Project Summary About 1 in 8 U.S. women will develop invasive breast cancer over the course of her lifetime. Early diagnosis and prognosis are key to improving health outcomes. Prognostic markers in tissue biopsies help clinicians make treatment decisions and refine the patient risk stratification. New research expands the current prognostic markers to better deliver personalized treatment regimens. However, the variability of preanalytical factors (biopsy collection, processing and storage) can have a significant impact on biomarkers evaluation which can result in potentially serious consequences in terms of patient care. There is an identified need for developing clinically relevant biomarkers that are invariant to biospecimen preparation. This project proposes a technical solution to extracting intrinsic tissue morphology information, unaffected by variability in tissue staining, slice thickness, or sectioning errors. Spatial Light Interference Microscopy (SLIM) was shown to provide prognostic markers derived from tumor microenvironment using nanoscale organization of the non-malignant tissue adjacent to cancer cells, i.e., the stromal response to cancer. Preliminary results indicate that SLIM can distinguish between pairs of “matched” patients (good vs. bad outcome) and has the capability to eliminate false positives and help the clinician assign the appropriate treatment. For this project, we will validate color SLIM (cSLIM) capabilities as a prognostic tool for existing, stained histopathology slides. cSLIM will render simultaneously bright field and quantitative phase images, in a single scan. cSLIM will be implemented in a whole slide imaging (WSI) instrument with the color bright field image familiar to pathologists, while maintaining a stain-independent signal, which has intact prognosis value. The WSI instrument’s high sensitivity to stroma and collagen fibers will be used to develop robust markers for breast prognosis, which are independent of tissue slice thickness, color variability within the same stain type (say, H & E), and across stains (H & E, various immunochemical stains, etc). With this new instrument, we will test the staining-invariance performance on 196 TMA cases and validate with 300 biopsies. The work is the results of combining expertise in imaging, pathology, and image processing across four sites: UIUC Beckman Institute, the Mills Breast Cancer Institute in Urbana, UIC Pathology, and U. Wisconsin.

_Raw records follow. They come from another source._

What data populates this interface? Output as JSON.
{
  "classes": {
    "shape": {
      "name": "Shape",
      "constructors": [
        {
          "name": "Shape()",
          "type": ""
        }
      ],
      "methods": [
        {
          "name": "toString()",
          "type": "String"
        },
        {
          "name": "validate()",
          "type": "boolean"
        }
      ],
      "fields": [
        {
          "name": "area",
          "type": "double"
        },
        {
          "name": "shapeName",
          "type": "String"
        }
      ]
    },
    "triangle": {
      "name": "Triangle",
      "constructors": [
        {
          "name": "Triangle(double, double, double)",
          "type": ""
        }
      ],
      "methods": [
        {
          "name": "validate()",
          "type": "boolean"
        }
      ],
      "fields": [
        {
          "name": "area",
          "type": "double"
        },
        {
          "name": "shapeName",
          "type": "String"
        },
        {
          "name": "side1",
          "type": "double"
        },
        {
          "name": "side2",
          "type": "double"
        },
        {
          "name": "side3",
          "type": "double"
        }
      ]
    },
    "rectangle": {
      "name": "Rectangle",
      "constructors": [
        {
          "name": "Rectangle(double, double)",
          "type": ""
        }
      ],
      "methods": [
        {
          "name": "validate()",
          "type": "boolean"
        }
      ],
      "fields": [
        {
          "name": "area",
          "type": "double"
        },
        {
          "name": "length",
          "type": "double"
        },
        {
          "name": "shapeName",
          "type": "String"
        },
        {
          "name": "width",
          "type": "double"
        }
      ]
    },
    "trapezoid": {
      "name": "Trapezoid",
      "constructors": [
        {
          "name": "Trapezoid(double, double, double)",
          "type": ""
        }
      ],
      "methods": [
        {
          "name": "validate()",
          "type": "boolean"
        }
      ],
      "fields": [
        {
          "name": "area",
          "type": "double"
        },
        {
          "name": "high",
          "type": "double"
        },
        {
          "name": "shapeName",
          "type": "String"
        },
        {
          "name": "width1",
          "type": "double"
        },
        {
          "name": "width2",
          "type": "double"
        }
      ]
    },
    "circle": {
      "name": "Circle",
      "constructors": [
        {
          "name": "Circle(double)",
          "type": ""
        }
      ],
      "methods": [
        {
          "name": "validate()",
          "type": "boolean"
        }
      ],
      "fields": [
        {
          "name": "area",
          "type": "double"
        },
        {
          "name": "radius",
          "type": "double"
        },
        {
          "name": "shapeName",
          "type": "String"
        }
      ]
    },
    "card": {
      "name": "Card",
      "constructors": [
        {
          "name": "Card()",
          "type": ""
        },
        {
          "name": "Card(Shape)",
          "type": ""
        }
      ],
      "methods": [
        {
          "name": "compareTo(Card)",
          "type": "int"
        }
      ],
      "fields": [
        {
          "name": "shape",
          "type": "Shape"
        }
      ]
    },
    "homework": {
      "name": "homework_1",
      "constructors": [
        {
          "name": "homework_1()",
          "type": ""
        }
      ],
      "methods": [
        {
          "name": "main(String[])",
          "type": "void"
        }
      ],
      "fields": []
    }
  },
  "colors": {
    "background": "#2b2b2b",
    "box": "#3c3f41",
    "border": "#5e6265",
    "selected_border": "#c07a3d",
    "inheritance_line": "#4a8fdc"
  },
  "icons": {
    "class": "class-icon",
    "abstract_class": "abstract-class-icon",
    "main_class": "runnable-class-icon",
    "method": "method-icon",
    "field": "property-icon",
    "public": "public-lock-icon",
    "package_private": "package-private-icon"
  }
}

项目摘要 在她一生中，大约有8个女性将患上侵入性乳腺癌。早期诊断 预后是改善健康结果的关键。组织活检中的预后标记有助于临床医生 做出治疗决策并完善患者的风险分层。新研究扩大了当前 预后标记以更好地提供个性化的治疗方案。但是，精髓的变异性 因素（活检，加工和存储）可能对生物标志物评估产生重大影响 这可能会导致患者护理的潜在严重后果。有确定的需求 开发临床上相关的生物标志物，这些生物标志物是生物循环制剂不变的。 该项目提出了一种技术解决方案，用于提取固有的组织形态信息，不受 组织染色，切片厚度或切片误差的变异性。空间光干扰显微镜 （纤细）显示使用使用肿瘤微环境衍生的预后标记 与癌细胞相邻的非恶性组织的纳米级组织，即基质反应 癌症。初步结果表明，Slim可以区分成对的“匹配”患者（良好VS。 不良结果）并具有消除误报的能力并帮助临床分配适当的 治疗。 对于此项目，我们将验证颜色纤细（CSLIM）功能，作为现有的预后工具 染色的组织病理学幻灯片。 CSLIM将简单地呈现明亮的场和定量阶段 图像，一次扫描。 CSLIM将以颜色的整体幻灯片成像（WSI）仪器实施 病理学家熟悉的明亮现场图像，同时保持独立的信号，该信号完好无损 预后价值。 WSI仪器对基质和胶原蛋白纤维的高敏感性将用于开发 乳房预后的鲁棒标记，与组织切片厚度无关，颜色可变性 相同的污渍类型（例如H＆E），以及跨污渍（H＆E，各种免疫化学污渍等）。有了这个新的 仪器，我们将测试196个TMA病例的染色不变性能，并用300验证 活检。这项工作是结合跨成像，病理和图像处理方面的专业知识的结果 四个地点：UIUC Beckman Institute，Urbana，UIC病理学和U. 威斯康星州。